From November 2020 to January 2021, the U.S. was rocked by claims that the 2020 presidential election had been stolen by Democrat ballot harvesting initiatives, miscounting tallying machines, and unsupervised mail-in voting. The claims—echoed by outgoing President Donald Trump—resulted, intentionally or not, in the January 6 Capital Hill riot, with thousands of Americans marching against the nation’s capital and believing that the election had been stolen.
Social media took a large portion of the blame for the day’s events, with right-leaning alternative apps like Parler accepting responsibility for the riot over claims that users organized through them. Parler was subsequently removed from Apple’s App Store. Later studies found that Facebook and YouTube allowed users to organize and spread information about the protests.

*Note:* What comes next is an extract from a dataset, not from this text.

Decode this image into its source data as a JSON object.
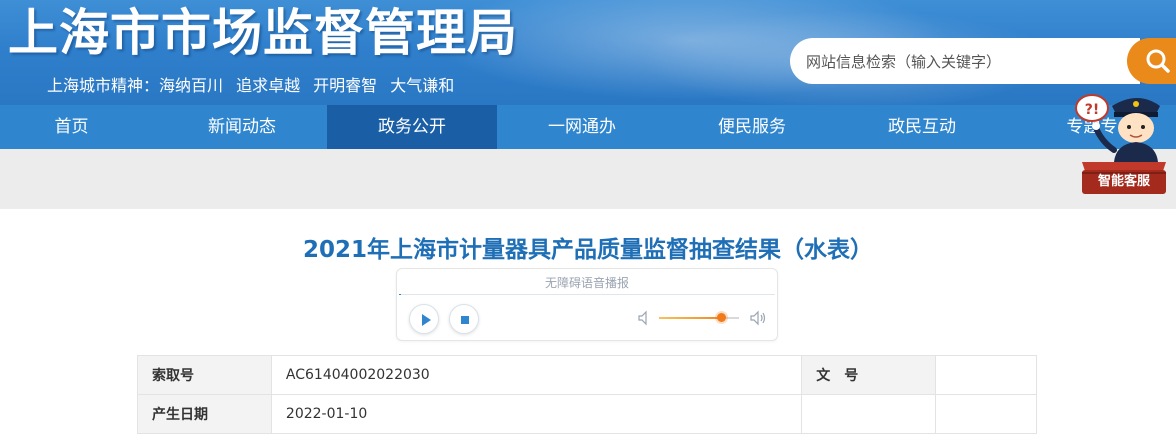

YouTube’s decision to back off its policies reflects a desire to provide “a home for open discussion and debate during the ongoing election season.” The decision has been met with some praise and criticism, with proponents of the policy arguing that YouTube is “setting the stage for an encore” of the January 6 riots.
“YouTube’s announcement today that they will resume allowing bad actors to lie about the 2020 presidential election result comes as no surprise. YouTube was one of the last major social media platforms to keep in place a policy attempting to curb 2020 election misinformation. Now, it’s decided to take the easy way out by giving people like Donald Trump and his enablers free rein to continue to lie without consequence about the 2020 elections,” Media Matters VP Julie Millican tells The Wrap.
As we previously reported, Fox News was forced to offer one of the largest out-of-court settlements in history to Dominion Voting Systems of $787 million in April after the network repeatedly pushed claims that the voting systems company had contributed to election fraud. Dominion argued that the network was engaged in malicious slander.